Core step of experimentation as there can be technical issues during the experiments or test design defects.
If the data is not correct, then further analysis would not have value.
- Check the latency of the new features and if the data are recorded into database, and the definition of the data is consistent across all the tables
- Check buckets that you designed with javascript are equal both in control and treatment.
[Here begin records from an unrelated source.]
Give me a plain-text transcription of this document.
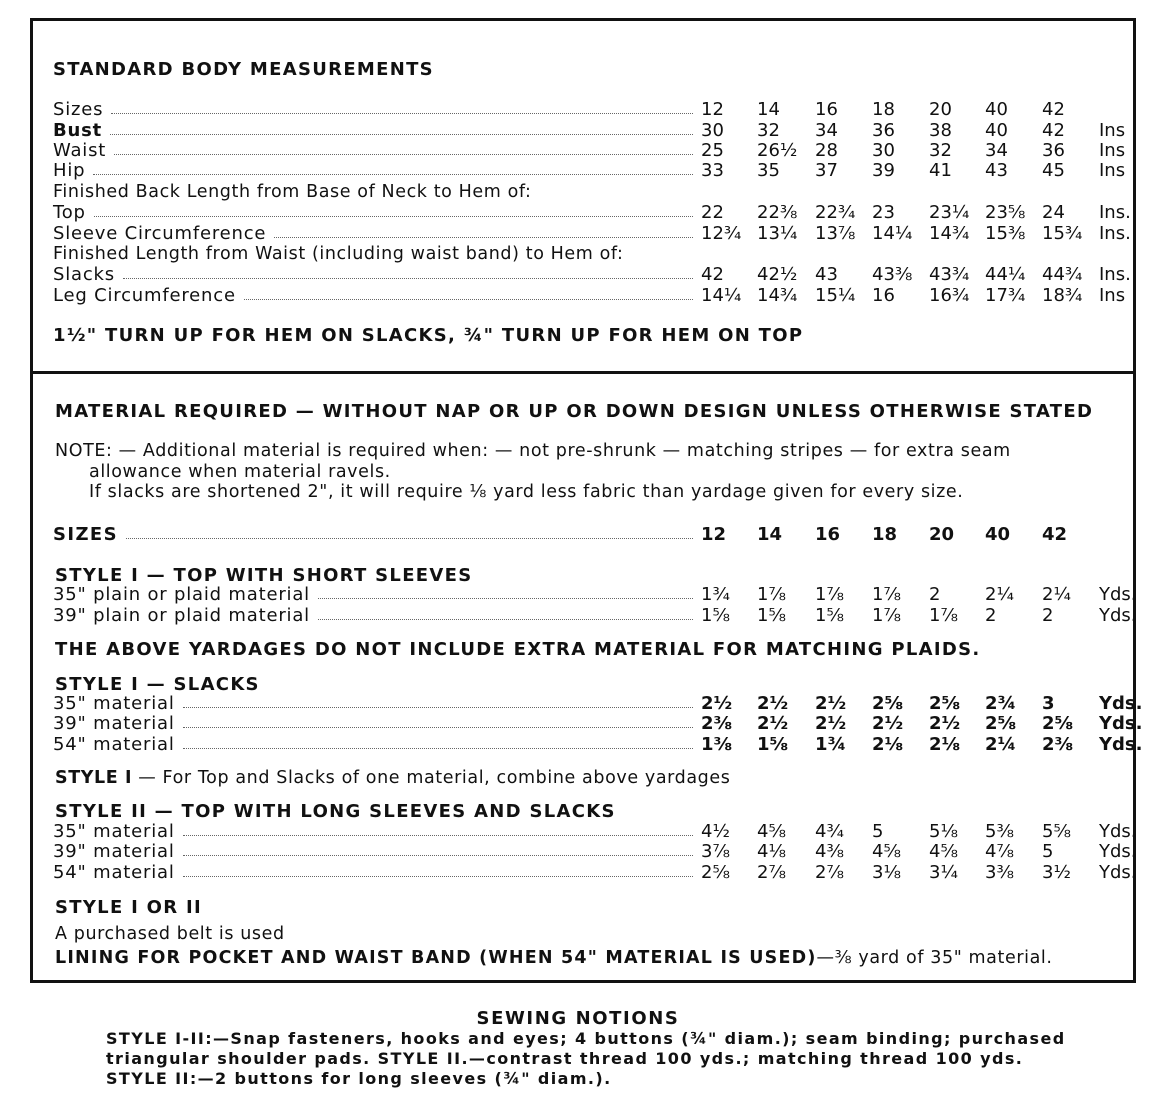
STANDARD BODY MEASUREMENTS
Sizes	12 14 16 18 20 40 42
Bust	30 32 34 36 38 40 42 Ins
Waist	25 26½ 28 30 32 34 36 Ins
Hip	33 35 37 39 41 43 45 Ins
Top	22 22⅜ 22¾ 23 23¼ 23⅝ 24 Ins.
Sleeve Circumference	12¾ 13¼ 13⅞ 14¼ 14¾ 15⅜ 15¾ Ins.
Slacks	42 42½ 43 43⅜ 43¾ 44¼ 44¾ Ins.
Leg Circumference	14¼ 14¾ 15¼ 16 16¾ 17¾ 18¾ Ins
Finished Back Length from Base of Neck to Hem of:
Finished Length from Waist (including waist band) to Hem of:
1½" TURN UP FOR HEM ON SLACKS, ¾" TURN UP FOR HEM ON TOP
MATERIAL REQUIRED — WITHOUT NAP OR UP OR DOWN DESIGN UNLESS OTHERWISE STATED
NOTE: — Additional material is required when: — not pre-shrunk — matching stripes — for extra seam
allowance when material ravels.
If slacks are shortened 2", it will require ⅛ yard less fabric than yardage given for every size.
SIZES	12 14 16 18 20 40 42
STYLE I — TOP WITH SHORT SLEEVES
35" plain or plaid material	1¾ 1⅞ 1⅞ 1⅞ 2 2¼ 2¼ Yds.
39" plain or plaid material	1⅝ 1⅝ 1⅝ 1⅞ 1⅞ 2	2	Yds.
THE ABOVE YARDAGES DO NOT INCLUDE EXTRA MATERIAL FOR MATCHING PLAIDS.
STYLE I — SLACKS
35" material	2½ 2½ 2½ 2⅝ 2⅝ 2¾ 3 Yds.
39" material	2⅜ 2½ 2½ 2½ 2½ 2⅝ 2⅝ Yds.
54" material	1⅜ 1⅝ 1¾ 2⅛ 2⅛ 2¼ 2⅜ Yds.
STYLE I — For Top and Slacks of one material, combine above yardages
STYLE II — TOP WITH LONG SLEEVES AND SLACKS
35" material	4½ 4⅝ 4¾ 5	5⅛ 5⅜ 5⅝ Yds.
39" material	3⅞ 4⅛ 4⅜ 4⅝ 4⅝ 4⅞ 5	Yds.
54" material	2⅝ 2⅞ 2⅞ 3⅛ 3¼ 3⅜ 3½ Yds.
STYLE I OR II
A purchased belt is used
LINING FOR POCKET AND WAIST BAND (WHEN 54" MATERIAL IS USED)—⅜ yard of 35" material.
SEWING NOTIONS
STYLE I-II:—Snap fasteners, hooks and eyes; 4 buttons (¾" diam.); seam binding; purchased
triangular shoulder pads. STYLE II.—contrast thread 100 yds.; matching thread 100 yds.
STYLE II:—2 buttons for long sleeves (¾" diam.).
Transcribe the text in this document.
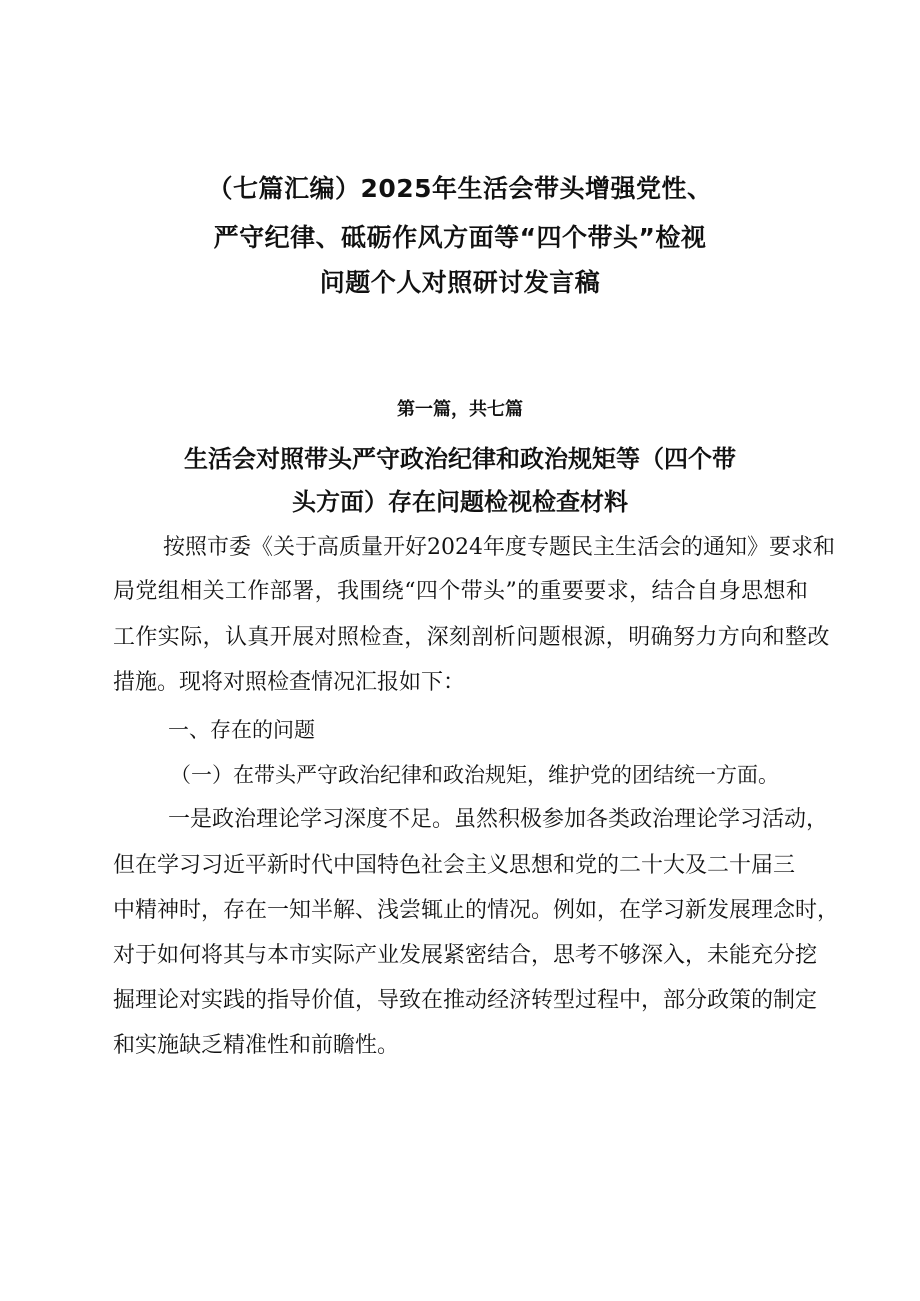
（七篇汇编）2025年生活会带头增强党性、
严守纪律、砥砺作风方面等“四个带头”检视
问题个人对照研讨发言稿
第一篇，共七篇
生活会对照带头严守政治纪律和政治规矩等（四个带
头方面）存在问题检视检查材料
按照市委《关于高质量开好2024年度专题民主生活会的通知》要求和
局党组相关工作部署，我围绕“四个带头”的重要要求，结合自身思想和
工作实际，认真开展对照检查，深刻剖析问题根源，明确努力方向和整改
措施。现将对照检查情况汇报如下：
一、存在的问题
（一）在带头严守政治纪律和政治规矩，维护党的团结统一方面。
一是政治理论学习深度不足。虽然积极参加各类政治理论学习活动，
但在学习习近平新时代中国特色社会主义思想和党的二十大及二十届三
中精神时，存在一知半解、浅尝辄止的情况。例如，在学习新发展理念时，
对于如何将其与本市实际产业发展紧密结合，思考不够深入，未能充分挖
掘理论对实践的指导价值，导致在推动经济转型过程中，部分政策的制定
和实施缺乏精准性和前瞻性。
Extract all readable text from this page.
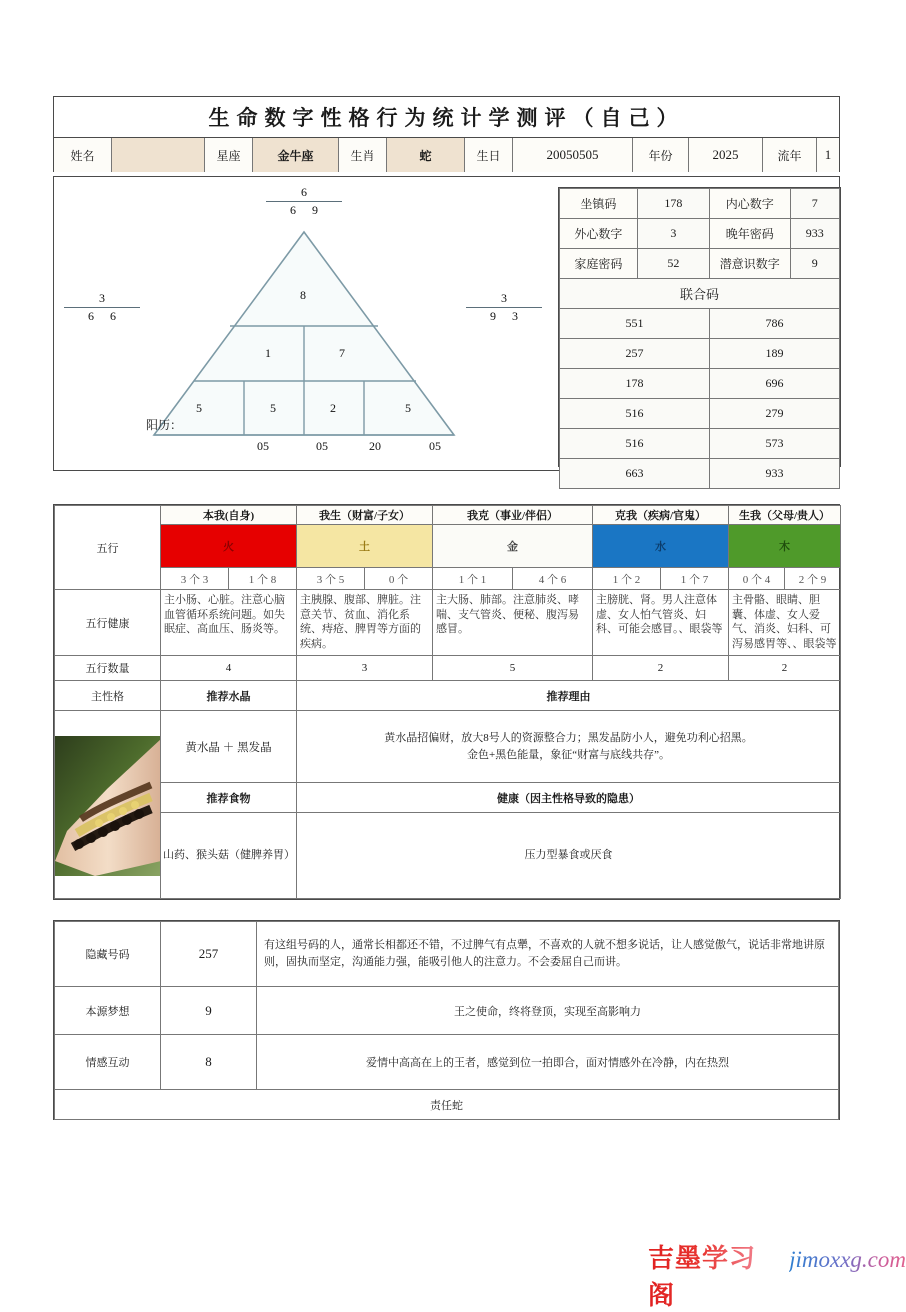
生命数字性格行为统计学测评（自己）
姓名	星座	金牛座	生肖	蛇	生日	20050505	年份	2025	流年	1
$\frac{6}{6 9}$
$\frac{3}{6 6}$	$\frac{3}{9 3}$
8
1	7
5	5	2	5
阳历：
05	05	20	05
坐镇码	178	内心数字	7
外心数字	3	晚年密码	933
家庭密码	52	潜意识数字	9
联合码			
551		786	
257		189	
178		696	
516		279	
516		573	
663		933	
五行	本我(自身)		我生（财富/子女）		我克（事业/伴侣）		克我（疾病/官鬼）		生我（父母/贵人）	
	火		土		金		水		木	
	3 个 3	1 个 8	3 个 5	0 个	1 个 1	4 个 6	1 个 2	1 个 7	0 个 4	2 个 9
五行健康	主小肠、心脏。注意心脑血管循环系统问题。如失眠症、高血压、肠炎等。		主胰腺、腹部、脾脏。注意关节、贫血、消化系统、痔疮、脾胃等方面的疾病。		主大肠、肺部。注意肺炎、哮喘、支气管炎、便秘、腹泻易感冒。		主膀胱、肾。男人注意体虚、女人怕气管炎、妇科、可能会感冒。、眼袋等		主骨骼、眼睛、胆囊、体虚、女人爱气、消炎、妇科、可泻易感胃等、、眼袋等	
五行数量	4		3		5		2		2	
主性格	推荐水晶		推荐理由							

	黄水晶 ＋ 黑发晶		黄水晶招偏财，放大8号人的资源整合力；黑发晶防小人，避免功利心招黑。
金色+黑色能量，象征“财富与底线共存”。							

	推荐食物		健康（因主性格导致的隐患）							
	山药、猴头菇（健脾养胃）		压力型暴食或厌食							
隐藏号码	257	有这组号码的人，通常长相都还不错，不过脾气有点犟，不喜欢的人就不想多说话，让人感觉傲气，说话非常地讲原则，固执而坚定，沟通能力强，能吸引他人的注意力。不会委屈自己而讲。
本源梦想	9	王之使命，终将登顶，实现至高影响力
情感互动	8	爱情中高高在上的王者，感觉到位一拍即合，面对情感外在冷静，内在热烈
责任蛇		
吉墨学习阁
jimoxxg.com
This include sub-buckets like geography, device, environment, marketing channel, or any user-segment
- Check if the invariant metrics (user-defined) are equal both in control and treatment
- Check extreme outliers, missing values, data type, # of unique values
Before jumping into statistical tests, visualize the KPIs first to have the sense of the result !
It is important when we present the result to stakeholders and also to detect the faulty statistical test results.
- Check mean and medium, group by subgroups
- Plot boxplot, distribution, bar chart
This step can be skipped if you are testing for conventional and one-directional KPIs, such as CVR, CTR, or OR, and no causality is found.
There are 2 type of statistical tests, Frequentist and Bayesian, and many companies uses 3rd party tools to run the test and the preference between these 2 can vary among companies. c
However, I would recommend to test by 2 methods whenever possible to cross validate, especially when the delta is small or if the result is against the business sense, as both methodoloy have pitfalls.
- Frequentist: risk to commit type I & II errors
- Bayesian: risk to choose wrong prior
If you detect so-called co-founders, we have analyse differently.
There are several methodologies to approach causality problems:
- Propensity score matching
- Propensity score stratification
- Difference in difference test
- Synthetic conttrol